La troisième étape du Dakar, entre San Juan de Marcona et Arequipa, était sélective avec 467 km de liaison et 331 km de spéciale.

Après un sacré combat, les deux hommes sont « passés à côté du hold-up », dixit Ronan Chabot : « Dès la première partie de dunes, c’était très costaud. Nous sommes montés sur une dune immense, qui surplombait tout : on avait l’impression d’être sur le toit du monde ! Après, dans une section plus cassante, nous sommes tombés dans un canyon qui faisait juste la largeur de la voiture pendant environ 6 km. On a dû s’arrêter parce qu’une Ford était bloquée à travers le canyon et bloquait des motards ! Nous sommes descendus, on a porté les motos et on a tiré la Ford.

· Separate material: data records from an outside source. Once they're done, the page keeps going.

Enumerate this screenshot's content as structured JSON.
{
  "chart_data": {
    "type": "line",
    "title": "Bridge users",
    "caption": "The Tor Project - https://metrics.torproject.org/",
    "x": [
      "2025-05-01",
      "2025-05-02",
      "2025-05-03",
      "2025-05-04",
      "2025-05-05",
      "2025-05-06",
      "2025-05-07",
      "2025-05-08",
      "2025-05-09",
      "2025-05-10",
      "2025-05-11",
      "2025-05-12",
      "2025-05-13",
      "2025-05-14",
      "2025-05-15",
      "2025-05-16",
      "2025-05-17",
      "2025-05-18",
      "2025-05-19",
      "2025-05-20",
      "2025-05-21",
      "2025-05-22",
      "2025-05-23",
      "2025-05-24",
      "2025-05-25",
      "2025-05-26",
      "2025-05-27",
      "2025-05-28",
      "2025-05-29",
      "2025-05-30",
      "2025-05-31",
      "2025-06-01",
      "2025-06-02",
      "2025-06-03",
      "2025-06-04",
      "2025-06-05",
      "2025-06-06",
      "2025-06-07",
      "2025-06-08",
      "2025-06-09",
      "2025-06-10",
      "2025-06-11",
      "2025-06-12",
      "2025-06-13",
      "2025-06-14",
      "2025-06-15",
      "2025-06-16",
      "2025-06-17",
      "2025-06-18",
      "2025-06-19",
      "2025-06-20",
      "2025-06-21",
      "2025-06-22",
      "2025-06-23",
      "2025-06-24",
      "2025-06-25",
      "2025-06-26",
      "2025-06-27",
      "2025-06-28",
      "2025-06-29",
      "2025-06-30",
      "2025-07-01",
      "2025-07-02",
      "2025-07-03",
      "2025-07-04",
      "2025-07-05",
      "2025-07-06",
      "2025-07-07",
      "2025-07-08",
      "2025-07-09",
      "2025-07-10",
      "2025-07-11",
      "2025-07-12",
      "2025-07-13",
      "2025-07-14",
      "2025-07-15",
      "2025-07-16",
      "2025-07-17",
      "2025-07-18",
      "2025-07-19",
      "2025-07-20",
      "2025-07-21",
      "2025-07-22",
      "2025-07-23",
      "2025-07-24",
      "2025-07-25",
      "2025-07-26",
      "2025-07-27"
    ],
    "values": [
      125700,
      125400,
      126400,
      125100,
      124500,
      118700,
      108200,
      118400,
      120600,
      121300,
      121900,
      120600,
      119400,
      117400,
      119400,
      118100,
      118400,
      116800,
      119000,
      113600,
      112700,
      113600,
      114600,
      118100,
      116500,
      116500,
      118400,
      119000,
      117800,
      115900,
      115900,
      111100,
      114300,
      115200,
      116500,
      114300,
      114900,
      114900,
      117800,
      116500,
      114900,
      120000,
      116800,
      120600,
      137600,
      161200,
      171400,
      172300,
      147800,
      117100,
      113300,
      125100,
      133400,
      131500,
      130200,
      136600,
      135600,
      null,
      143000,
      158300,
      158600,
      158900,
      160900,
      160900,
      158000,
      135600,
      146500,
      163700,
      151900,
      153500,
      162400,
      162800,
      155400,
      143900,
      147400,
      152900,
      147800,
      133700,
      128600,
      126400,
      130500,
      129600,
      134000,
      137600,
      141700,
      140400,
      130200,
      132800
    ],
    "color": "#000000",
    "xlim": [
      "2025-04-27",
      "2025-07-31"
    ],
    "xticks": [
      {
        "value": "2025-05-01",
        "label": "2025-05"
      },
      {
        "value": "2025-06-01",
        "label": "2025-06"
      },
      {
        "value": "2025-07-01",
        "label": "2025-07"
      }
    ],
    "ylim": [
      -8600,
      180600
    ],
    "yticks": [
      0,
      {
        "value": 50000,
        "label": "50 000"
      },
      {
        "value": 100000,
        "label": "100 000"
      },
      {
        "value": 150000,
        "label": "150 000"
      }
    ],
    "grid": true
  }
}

En repartant, dans la poussière, je n’ai pas vu une pierre et on a explosé le carter. Nous sommes repartis au ralenti et heureusement, on a repris notre rythme et ça a tenu jusqu’au bout. C’est dommage : nous aurions pu faire le ‘casse du siècle’ mais on a perdu du temps dans ces mésaventures. Mais il ne faut pas oublier qu’à cause de cette pierre, on n’aurait pu ne jamais repartir. On a eu du bonheur dans notre malheur ! C’était une journée aux nombreux rebondissements et on s’en est bien sorti. Il restera aussi de cette journée des images magnifiques, comme lorsque nous avons longé la plage à fond pendant 14 km ».

L’équipage Ronan Chabot-Gilles Pillot réalise toutefois une bonne opération grâce à cette 15ème place sur cette étape : la Toyota Gazoo Racing n°319 se hisse à la seizième place du classement général du Dakar, à 1 heure et 18 minutes du leader.